Sony Bank, the online lending subsidiary of Sony Financial Group, is reportedly preparing to launch a stablecoin that will enable payments across the Sony ecosystem in the US.

Sony is planning to issue a US dollar-pegged stablecoin in 2026 and expects it to be used for purchases of PlayStation games, subscriptions and anime content, Nikkei reported on Monday.

Targeting US customers — who make up roughly 30% of Sony Group’s external sales — the stablecoin is expected to work alongside existing payment options such as credit cards, helping reduce fees paid to card networks, the report said.

Sony Bank applied in October for a banking license in the US to establish a stablecoin-focused subsidiary and has partnered with the US stablecoin issuer Bastion. Sony’s venture arm also joined Bastion’s $14.6 million raise, led by Coinbase Ventures.

Sony Bank has been actively venturing into Web3

Sony Bank’s stablecoin push in the US comes amid the company’s active venture into Web3, with the bank establishing a dedicated Web3 subsidiary in June.
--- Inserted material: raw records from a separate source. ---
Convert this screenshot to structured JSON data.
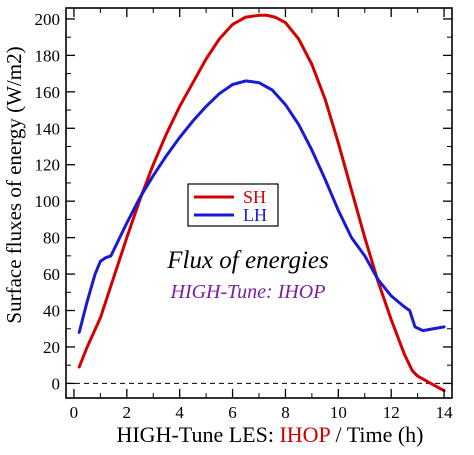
{
  "chart_data": {
    "type": "line",
    "title": "",
    "ylabel": "Surface fluxes of energy (W/m2)",
    "xlabel": {
      "prefix": "HIGH-Tune LES: ",
      "highlight": "IHOP",
      "suffix": " / Time (h)",
      "highlight_color": "#cc0000"
    },
    "xlim": [
      -0.3,
      14.3
    ],
    "ylim": [
      -8,
      206
    ],
    "xticks": [
      0,
      2,
      4,
      6,
      8,
      10,
      12,
      14
    ],
    "yticks": [
      0,
      20,
      40,
      60,
      80,
      100,
      120,
      140,
      160,
      180,
      200
    ],
    "zero_line": "dashed",
    "legend_placement": "center-left",
    "annotations": [
      {
        "text": "Flux of energies",
        "color": "#000000"
      },
      {
        "text": "HIGH-Tune: IHOP",
        "color": "#7a1fa2"
      }
    ],
    "series": [
      {
        "name": "SH",
        "color": "#d40000",
        "x": [
          0.2,
          0.5,
          1.0,
          1.5,
          2.0,
          2.5,
          3.0,
          3.5,
          4.0,
          4.5,
          5.0,
          5.5,
          6.0,
          6.5,
          7.0,
          7.3,
          7.6,
          8.0,
          8.5,
          9.0,
          9.5,
          10.0,
          10.5,
          11.0,
          11.5,
          12.0,
          12.5,
          12.8,
          13.0,
          13.5,
          14.0
        ],
        "values": [
          9,
          20,
          36,
          58,
          80,
          101,
          120,
          137,
          152,
          165,
          178,
          189,
          197,
          201,
          202,
          202,
          201,
          198,
          189,
          175,
          156,
          132,
          106,
          80,
          56,
          35,
          16,
          7,
          4,
          0,
          -4
        ]
      },
      {
        "name": "LH",
        "color": "#1a1ad4",
        "x": [
          0.2,
          0.5,
          0.8,
          1.0,
          1.2,
          1.4,
          1.7,
          2.0,
          2.5,
          3.0,
          3.5,
          4.0,
          4.5,
          5.0,
          5.5,
          6.0,
          6.5,
          7.0,
          7.5,
          8.0,
          8.5,
          9.0,
          9.5,
          10.0,
          10.5,
          11.0,
          11.5,
          12.0,
          12.5,
          12.7,
          12.9,
          13.2,
          14.0
        ],
        "values": [
          28,
          45,
          60,
          67,
          69,
          70,
          79,
          88,
          102,
          114,
          125,
          135,
          144,
          152,
          159,
          164,
          166,
          165,
          161,
          153,
          142,
          128,
          112,
          95,
          80,
          70,
          57,
          48,
          42,
          40,
          31,
          29,
          31
        ]
      }
    ]
  }
}
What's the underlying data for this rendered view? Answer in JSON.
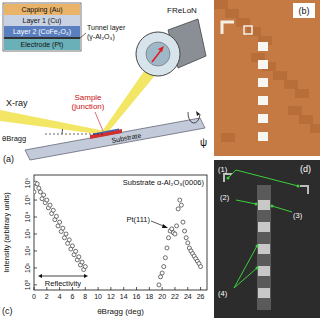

“Digital assets utilizing blockchain technology are incorporated into a diverse range of services and business models,” Sony Bank said in a statement in May.

“Financial services, such as wallets, which store NFT (non-fungible tokens) and cryptocurrency assets, and crypto exchange providers are becoming increasingly important,” it added.

Sony Bank established a Web3 subsidiary with an initial capital of 300 million yen ($1.9 million) in June 2025. Source: Sony Bank

The Web3 unit, later named BlockBloom, aims to build an ecosystem that blends fans, artists, NFTs, digital and physical experiences, and both fiat and digital currencies.

Related: Animoca eyes stablecoins, AI, DePIN as it expands focus in 2026: Exec

Sony Bank’s stablecoin initiative follows the recent spin-off of its parent, Sony Financial Group, which was separated from Sony Group and listed on the Tokyo Stock Exchange in September.

The move was intended to decouple the financial arm’s balance sheet and operations from the broader Sony conglomerate, allowing each to sharpen its strategic focus.

Cointelegraph reached out to Sony Bank for comment regarding its potential US stablecoin launch, but had not received a response by the time of publication.